As for parasitics, W8JI (and other commenters) is on target. Without Richard
Measures here to jump into his favorite debate, it is a little easier to speak
about what many of us believe to be reality. I know this is a very polarized
subject on this forum, but in my own experience of 30+ years in power RF, it
has been noted that we tend to group anything that seems abnormal, like a flash
arc in a tube, a bandswitch failure, high VSWR with incipient arcing of output
networks or tuners, and burnt resistors, in the parasitic category. In Roswell,
NM, some people also believe that a UFO did crash in 1947 and that the alien
bodies were exhumed and studied by the government. I cannot force people to
believe what I think on that topic, but parasitics are one excuse that gets
overused among radio amateurs, broadcasters, manufacturers and end users of RF
power systems. Certainly we have all witnessed their occurance in something,
and sometimes the damage is permanent. But too often, ot
her
causes such as tube gas, VSWR,
overheating, poor design of chokes, etc. bad connections, are the real cause.

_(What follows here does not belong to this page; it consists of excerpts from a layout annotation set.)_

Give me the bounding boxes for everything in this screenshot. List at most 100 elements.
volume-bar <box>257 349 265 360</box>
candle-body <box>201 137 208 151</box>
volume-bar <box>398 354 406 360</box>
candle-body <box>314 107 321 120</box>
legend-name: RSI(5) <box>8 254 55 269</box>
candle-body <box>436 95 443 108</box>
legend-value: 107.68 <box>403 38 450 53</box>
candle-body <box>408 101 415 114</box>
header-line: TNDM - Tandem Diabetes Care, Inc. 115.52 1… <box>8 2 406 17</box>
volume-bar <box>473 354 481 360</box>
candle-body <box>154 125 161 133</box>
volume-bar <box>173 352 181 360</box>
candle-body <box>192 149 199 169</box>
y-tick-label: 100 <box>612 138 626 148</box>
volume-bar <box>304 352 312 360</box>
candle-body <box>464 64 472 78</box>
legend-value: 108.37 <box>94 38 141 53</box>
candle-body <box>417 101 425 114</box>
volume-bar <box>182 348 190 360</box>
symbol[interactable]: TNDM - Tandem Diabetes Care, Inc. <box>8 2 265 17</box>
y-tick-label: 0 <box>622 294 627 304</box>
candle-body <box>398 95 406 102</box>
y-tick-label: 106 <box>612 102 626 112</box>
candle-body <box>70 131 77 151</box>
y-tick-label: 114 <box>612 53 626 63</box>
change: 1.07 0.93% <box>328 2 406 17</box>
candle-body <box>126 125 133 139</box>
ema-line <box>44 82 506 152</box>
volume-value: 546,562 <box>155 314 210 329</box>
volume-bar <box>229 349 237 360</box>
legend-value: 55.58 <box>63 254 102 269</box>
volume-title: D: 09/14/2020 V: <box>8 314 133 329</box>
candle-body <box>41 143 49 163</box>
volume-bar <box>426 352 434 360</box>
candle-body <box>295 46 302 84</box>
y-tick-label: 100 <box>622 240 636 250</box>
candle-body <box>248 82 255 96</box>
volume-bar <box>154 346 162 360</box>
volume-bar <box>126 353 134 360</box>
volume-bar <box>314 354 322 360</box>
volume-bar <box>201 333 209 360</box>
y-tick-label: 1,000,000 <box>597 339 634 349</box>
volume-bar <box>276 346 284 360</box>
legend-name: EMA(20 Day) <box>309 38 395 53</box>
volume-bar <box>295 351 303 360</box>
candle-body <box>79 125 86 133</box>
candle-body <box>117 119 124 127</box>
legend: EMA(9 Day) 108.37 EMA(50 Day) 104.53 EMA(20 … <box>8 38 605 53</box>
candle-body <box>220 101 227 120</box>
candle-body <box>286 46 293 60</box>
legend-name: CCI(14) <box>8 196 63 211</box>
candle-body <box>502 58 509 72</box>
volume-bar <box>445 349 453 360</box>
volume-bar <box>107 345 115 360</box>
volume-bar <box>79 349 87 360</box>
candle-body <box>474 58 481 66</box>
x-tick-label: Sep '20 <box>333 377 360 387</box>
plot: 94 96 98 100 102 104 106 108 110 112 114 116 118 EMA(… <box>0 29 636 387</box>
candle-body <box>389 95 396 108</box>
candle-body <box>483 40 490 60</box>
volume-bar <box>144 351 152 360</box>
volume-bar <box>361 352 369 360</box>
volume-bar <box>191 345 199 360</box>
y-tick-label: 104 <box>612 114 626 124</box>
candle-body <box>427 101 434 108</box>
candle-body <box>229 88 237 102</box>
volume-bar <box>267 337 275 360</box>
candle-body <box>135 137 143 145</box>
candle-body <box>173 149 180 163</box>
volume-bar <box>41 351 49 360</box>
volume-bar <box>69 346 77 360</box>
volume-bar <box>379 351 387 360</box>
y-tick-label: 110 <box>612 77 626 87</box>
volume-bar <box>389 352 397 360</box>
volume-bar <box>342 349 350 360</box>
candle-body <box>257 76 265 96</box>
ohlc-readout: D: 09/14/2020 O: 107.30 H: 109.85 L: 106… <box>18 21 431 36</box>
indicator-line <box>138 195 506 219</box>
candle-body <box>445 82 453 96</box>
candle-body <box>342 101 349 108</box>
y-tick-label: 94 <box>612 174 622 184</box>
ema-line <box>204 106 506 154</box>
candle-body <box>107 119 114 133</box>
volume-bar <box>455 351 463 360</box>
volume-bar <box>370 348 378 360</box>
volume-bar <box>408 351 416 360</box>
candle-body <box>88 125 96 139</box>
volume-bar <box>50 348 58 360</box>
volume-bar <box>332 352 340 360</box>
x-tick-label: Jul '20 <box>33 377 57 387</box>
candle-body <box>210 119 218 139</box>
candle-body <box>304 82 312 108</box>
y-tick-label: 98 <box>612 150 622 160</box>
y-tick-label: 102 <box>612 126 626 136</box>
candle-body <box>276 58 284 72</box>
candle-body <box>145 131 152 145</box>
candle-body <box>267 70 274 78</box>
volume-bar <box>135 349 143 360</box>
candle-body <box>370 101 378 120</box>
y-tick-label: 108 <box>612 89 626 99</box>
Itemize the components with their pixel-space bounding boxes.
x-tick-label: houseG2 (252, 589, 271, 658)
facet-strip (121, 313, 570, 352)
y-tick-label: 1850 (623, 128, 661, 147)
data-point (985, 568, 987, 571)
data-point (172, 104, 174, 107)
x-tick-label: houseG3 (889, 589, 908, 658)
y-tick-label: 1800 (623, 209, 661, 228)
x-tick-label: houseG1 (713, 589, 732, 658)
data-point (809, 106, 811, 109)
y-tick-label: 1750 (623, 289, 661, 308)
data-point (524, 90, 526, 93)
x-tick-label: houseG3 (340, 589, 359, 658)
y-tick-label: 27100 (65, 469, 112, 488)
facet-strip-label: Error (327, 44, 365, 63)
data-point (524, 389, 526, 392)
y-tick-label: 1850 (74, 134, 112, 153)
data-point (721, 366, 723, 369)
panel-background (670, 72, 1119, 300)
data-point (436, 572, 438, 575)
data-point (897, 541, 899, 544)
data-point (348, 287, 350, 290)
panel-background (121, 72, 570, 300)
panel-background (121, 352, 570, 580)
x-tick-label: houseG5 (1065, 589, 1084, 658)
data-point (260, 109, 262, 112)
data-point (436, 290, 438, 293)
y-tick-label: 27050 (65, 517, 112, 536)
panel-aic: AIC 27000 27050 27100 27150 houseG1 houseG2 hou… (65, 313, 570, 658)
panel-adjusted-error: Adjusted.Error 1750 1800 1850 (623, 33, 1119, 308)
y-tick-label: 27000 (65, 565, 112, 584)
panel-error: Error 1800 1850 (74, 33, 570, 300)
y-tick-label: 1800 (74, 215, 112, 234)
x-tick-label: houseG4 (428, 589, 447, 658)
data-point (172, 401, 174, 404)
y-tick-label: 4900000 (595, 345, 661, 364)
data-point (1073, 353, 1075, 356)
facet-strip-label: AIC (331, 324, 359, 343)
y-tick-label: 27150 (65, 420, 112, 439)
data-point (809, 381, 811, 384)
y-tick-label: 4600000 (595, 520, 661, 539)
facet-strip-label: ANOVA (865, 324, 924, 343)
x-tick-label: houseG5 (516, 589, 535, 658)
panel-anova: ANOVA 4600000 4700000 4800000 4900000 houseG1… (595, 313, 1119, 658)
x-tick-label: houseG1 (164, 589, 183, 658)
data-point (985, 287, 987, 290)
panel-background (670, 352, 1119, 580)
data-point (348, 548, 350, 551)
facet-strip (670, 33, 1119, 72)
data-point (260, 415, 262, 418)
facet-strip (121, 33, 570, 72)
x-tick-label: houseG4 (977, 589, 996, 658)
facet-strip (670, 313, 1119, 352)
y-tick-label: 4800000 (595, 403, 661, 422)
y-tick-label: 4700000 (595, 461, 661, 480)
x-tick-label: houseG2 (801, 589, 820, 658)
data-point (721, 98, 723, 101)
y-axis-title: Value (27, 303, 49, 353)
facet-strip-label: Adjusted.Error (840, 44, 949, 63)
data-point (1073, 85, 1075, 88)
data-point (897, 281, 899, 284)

As engineers and technicians of our craft, we must remember to not sweep
everything under the generalization of parasitics, until we can test properly
using whatever instrumentation we can get our hands on.
For example. last spring I witnessed some very strange things happening around
one of the 3 MW power amplifiers at 200 MHz at work. They are plate modulated
by a pair of 4CW250,000B tetrodes on a floating deck in series with the plate
supply. All of the neon lamps on the fuse holders would light up, on that deck,
even though the line fuses were good. In addition, a loud buzzing was heard on
the PA system speaker in the building. I was called in on a Sunday to help our
techs figure out what was going on, as the problem seemed to happen suddenly.

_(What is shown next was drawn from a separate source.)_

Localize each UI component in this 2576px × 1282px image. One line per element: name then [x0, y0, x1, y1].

Immediately, all of us thought "parasitic" or self oscillation in the
modulator. With spectrum analyzer in hand, I proved that wasn't the problem.
Shortly later, we also discovered that the bias power supplies for the
4CW250,000B's were running very very hot, and failed. All sorts of strange
things were happening. It took us hours to finally understand that we had high
level RF leak down the B+ cable from the PA to the modulator. The l
ow pass
filter network
(L and C's) at the PA had a loose shunt capacitor, so kV of 200 MHz RF was
riding up the B+ out of the cavity to the modulator, which is not RF tight like
the PA. It wasted at least one 4CW250,000B (shorted) and several power supplies
before we found the loose part, which had burning marks where the screw had
been loose. All together it cost us over $50K in failed components, and
downtime (overtime repairs too).
After finding the real culprit, we felt better in that we actually found a
physical cause to the problem, and it wasn't a mysterous parasitic as everyone
had thought.
73
John
K5PRO
>
> I think the problem is many people don't really understand
> what causes problems, and so they look for one Devine answer
> to all failures. The fashionable answer when someone doesn't
> really know the answer is "parasitics".
>
> A tube arcs momentarily, a very common event with high
> voltage tubes, and it is a parasitic.
>
> A bandswitch fails, a common event with antenna system
> faults, poor wiring, poor switch choice, or poor tuning
> adjustments.... and it is a parasitic.
>
> A plate choke burns out, common when there is a series
> resonance, and it is a parasitic.
>
> A carbon resistor in a suppressor goes off value, very
> common for carbon comps operated in high temperature
> environments, and it is a parasitic.
>
> What you find is the people who don't really know what the
> problem was blame a parasitic and say "that's common with
> xxx amplifier" while the people who do understand the system
> say "mine never had that problem".
>
> That's why there is always such a disagreement.